Diazepam modulation of spontaneously active channels. Diazepam enhanced spontaneous channel currents in outside-out patches from cultured hippocampal neurons (Vp=+40 mV). (a) A compressed 1.7 min current trace, the letters (b–d) refer to the traces that follow and show the corresponding section of the experiment at a faster time scale. Initially the maximum spontaneous channel conductance was about 22 pS (a,b). The channel conductance increased rapidly to 77 pS when exposed to 1 μM diazepam but then decreased (a,c). 77 pS channels were later maintained in the presence of 1 μM diazepam (a,d). The horizontal bar in (a,c) denote the diazepam application and breaks in the current record are due to brief changes in the holding potential. The dotted lines represent the level of the baseline current. Currents are filtered at 5 kHz.

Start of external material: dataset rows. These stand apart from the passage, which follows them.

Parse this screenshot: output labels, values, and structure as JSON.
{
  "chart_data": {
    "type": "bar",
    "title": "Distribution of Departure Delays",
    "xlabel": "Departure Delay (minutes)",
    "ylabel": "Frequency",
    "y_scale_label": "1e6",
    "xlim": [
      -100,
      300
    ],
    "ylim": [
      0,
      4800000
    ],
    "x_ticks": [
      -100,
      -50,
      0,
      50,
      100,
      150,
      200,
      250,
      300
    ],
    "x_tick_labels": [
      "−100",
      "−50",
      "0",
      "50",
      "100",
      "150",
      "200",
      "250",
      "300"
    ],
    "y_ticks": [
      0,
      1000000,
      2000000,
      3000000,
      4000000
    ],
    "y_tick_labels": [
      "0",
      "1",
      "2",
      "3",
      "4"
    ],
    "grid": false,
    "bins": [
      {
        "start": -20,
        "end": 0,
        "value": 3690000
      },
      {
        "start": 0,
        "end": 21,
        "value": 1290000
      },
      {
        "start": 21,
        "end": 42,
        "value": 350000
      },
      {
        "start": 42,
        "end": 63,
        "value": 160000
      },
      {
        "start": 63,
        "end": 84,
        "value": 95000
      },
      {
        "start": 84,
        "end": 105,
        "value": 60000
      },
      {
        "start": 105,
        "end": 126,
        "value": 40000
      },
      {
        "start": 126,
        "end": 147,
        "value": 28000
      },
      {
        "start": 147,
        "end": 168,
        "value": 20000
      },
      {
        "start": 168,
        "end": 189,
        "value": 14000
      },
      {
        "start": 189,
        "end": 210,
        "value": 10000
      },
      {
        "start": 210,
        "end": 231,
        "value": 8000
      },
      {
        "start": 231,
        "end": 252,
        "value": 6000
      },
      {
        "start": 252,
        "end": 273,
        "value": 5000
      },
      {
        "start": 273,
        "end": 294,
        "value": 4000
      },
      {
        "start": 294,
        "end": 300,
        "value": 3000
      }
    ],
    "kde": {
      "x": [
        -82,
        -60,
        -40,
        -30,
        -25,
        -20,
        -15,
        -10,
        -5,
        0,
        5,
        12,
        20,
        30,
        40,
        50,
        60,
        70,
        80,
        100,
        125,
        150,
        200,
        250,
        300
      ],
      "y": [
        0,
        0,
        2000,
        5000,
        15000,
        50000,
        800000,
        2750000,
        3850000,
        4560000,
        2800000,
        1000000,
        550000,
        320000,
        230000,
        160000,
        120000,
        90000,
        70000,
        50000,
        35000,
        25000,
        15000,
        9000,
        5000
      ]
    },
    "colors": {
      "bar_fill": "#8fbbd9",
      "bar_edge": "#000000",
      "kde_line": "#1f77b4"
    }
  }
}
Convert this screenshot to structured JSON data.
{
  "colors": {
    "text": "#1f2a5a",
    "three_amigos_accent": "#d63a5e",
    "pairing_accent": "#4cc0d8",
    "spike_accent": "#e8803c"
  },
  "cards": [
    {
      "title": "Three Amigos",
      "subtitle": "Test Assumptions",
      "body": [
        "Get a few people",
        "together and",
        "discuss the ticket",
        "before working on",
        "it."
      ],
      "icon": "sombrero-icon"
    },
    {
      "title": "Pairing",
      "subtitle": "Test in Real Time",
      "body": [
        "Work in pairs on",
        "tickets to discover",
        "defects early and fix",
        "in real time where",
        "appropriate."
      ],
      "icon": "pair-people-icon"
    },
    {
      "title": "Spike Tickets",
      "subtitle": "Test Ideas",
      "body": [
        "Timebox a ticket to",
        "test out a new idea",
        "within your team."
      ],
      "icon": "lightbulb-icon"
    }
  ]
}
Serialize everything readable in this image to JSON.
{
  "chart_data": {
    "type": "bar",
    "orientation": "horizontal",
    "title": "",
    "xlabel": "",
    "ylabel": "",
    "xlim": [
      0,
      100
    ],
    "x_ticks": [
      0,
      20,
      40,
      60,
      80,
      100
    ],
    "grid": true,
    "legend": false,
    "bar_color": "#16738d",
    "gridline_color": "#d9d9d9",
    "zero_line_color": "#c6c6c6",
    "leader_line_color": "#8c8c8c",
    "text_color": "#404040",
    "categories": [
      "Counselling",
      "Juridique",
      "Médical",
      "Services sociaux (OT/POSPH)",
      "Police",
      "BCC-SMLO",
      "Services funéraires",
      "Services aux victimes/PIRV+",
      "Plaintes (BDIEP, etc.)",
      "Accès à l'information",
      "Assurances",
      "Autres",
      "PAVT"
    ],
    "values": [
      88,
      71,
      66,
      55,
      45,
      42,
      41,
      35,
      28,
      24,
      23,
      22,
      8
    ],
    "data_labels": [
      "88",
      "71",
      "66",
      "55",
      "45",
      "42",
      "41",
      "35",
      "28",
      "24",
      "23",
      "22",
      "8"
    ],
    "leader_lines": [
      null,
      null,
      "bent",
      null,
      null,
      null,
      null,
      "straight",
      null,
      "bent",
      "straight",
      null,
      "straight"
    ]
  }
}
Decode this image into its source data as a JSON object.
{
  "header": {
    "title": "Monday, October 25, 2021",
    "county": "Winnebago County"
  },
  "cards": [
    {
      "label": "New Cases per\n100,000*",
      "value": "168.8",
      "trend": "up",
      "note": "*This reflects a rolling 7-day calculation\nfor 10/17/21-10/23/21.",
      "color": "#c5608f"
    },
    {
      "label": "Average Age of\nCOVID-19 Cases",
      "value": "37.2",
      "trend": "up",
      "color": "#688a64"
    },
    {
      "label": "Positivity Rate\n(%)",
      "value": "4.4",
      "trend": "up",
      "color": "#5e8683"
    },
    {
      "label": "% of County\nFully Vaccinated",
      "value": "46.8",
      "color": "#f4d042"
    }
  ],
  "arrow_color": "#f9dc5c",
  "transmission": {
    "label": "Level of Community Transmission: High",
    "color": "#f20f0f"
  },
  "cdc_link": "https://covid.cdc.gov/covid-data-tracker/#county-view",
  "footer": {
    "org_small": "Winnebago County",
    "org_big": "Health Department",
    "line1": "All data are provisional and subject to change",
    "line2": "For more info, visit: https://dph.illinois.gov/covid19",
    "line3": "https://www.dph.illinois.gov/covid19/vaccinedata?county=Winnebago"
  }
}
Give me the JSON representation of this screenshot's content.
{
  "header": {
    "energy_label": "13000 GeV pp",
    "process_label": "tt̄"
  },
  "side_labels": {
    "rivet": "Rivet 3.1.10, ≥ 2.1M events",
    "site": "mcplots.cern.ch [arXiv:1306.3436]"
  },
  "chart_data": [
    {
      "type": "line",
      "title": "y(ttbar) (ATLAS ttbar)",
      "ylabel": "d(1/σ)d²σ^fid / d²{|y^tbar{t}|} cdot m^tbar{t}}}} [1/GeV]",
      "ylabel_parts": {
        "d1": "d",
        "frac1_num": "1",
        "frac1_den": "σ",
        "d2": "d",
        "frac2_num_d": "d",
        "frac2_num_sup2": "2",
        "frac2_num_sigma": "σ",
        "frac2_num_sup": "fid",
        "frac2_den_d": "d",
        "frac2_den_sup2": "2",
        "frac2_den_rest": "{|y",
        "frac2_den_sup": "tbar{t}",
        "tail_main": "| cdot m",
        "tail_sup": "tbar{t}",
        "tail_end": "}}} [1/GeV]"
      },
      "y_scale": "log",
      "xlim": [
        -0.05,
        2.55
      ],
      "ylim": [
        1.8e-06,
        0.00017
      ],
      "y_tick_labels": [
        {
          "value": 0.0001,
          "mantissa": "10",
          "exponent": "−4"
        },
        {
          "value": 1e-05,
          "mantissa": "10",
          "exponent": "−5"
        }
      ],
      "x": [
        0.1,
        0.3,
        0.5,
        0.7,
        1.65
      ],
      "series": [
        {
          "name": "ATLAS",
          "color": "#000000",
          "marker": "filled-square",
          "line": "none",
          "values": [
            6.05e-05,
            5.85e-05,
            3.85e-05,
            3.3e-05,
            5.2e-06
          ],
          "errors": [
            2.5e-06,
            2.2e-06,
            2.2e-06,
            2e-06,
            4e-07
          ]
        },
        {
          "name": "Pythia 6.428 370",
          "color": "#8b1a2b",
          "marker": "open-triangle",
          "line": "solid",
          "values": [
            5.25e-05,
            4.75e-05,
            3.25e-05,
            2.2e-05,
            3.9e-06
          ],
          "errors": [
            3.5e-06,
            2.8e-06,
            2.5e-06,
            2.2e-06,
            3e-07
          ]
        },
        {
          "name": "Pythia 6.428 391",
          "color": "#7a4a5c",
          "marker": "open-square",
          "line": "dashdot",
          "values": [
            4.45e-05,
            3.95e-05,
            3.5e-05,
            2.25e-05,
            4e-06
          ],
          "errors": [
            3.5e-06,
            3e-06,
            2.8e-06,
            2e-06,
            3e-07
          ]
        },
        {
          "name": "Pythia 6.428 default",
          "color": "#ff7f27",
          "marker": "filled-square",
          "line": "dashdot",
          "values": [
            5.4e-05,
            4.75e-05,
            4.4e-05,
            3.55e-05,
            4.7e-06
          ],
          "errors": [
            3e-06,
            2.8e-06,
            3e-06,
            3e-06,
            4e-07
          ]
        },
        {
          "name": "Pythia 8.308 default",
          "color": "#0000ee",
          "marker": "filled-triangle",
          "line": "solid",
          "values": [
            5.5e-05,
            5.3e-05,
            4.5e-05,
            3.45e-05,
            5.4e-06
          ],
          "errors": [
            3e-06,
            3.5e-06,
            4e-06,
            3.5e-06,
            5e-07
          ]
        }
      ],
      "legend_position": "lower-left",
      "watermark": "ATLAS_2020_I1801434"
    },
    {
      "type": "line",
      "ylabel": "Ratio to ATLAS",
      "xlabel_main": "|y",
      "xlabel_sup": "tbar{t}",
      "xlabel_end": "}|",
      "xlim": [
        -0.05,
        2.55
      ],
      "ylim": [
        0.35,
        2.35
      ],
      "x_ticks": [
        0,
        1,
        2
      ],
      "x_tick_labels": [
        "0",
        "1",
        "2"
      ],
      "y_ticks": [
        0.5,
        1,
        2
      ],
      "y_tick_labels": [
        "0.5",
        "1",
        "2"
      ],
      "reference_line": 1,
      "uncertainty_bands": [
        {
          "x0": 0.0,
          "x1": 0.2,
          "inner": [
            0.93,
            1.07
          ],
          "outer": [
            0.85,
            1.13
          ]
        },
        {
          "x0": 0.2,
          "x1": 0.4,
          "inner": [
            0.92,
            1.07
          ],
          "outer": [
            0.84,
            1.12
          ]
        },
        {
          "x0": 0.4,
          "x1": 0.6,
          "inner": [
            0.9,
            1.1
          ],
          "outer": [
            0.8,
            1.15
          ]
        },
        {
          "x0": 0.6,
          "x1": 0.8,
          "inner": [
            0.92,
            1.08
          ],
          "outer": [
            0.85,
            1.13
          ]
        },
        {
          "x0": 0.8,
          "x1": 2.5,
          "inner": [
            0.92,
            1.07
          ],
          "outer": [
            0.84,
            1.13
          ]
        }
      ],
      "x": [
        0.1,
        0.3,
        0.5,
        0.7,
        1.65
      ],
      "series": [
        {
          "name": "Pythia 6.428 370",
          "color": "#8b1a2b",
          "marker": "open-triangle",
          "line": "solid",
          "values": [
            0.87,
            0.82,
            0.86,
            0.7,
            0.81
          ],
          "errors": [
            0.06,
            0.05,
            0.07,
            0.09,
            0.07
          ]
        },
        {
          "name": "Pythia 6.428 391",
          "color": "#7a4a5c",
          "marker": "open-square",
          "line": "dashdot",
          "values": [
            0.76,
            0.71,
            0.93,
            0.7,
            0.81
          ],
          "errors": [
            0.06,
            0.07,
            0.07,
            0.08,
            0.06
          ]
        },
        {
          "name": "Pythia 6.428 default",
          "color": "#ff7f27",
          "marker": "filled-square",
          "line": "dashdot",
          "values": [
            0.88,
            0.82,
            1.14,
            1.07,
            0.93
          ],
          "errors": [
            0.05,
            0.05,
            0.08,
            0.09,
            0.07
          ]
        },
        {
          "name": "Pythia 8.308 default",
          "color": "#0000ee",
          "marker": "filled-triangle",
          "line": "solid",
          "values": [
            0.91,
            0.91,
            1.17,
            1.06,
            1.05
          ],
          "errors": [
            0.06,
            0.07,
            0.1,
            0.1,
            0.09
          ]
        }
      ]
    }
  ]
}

Calibrations for each trace are shown on the right.

Figure 9

Pentobarbital modulation of spontaneously active channels. (A) Pentobarbital enhanced spontaneous channel currents in an inside-out patch from cultured hippocampal neurons (Vp=−40 mV). (a) A compressed 2.2 min current trace where the horizontal bar denotes the pentobarbital application. Initially the average spontaneous channel conductance was about 16 pS (a,b). The average channel conductance increased when the patch was exposed to 50 μM pentobarbital (a,c, 43 pS). The dotted lines represent the level of the baseline current. The current trace in (a) is filtered at 2 kHz, the traces in (b,c) at 5 kHz. Calibrations for each trace are shown on the right. (B) The effect of pentobarbital concentration on the average single-channel conductance of the spontaneously active channels. The data were obtained from ten inside-out and four outside-out patches. Data points represent the mean conductance±s.e.mean if larger than the symbol. The average conductance of the spontaneously active channels before exposure to pentobarbital was 15±2 pS.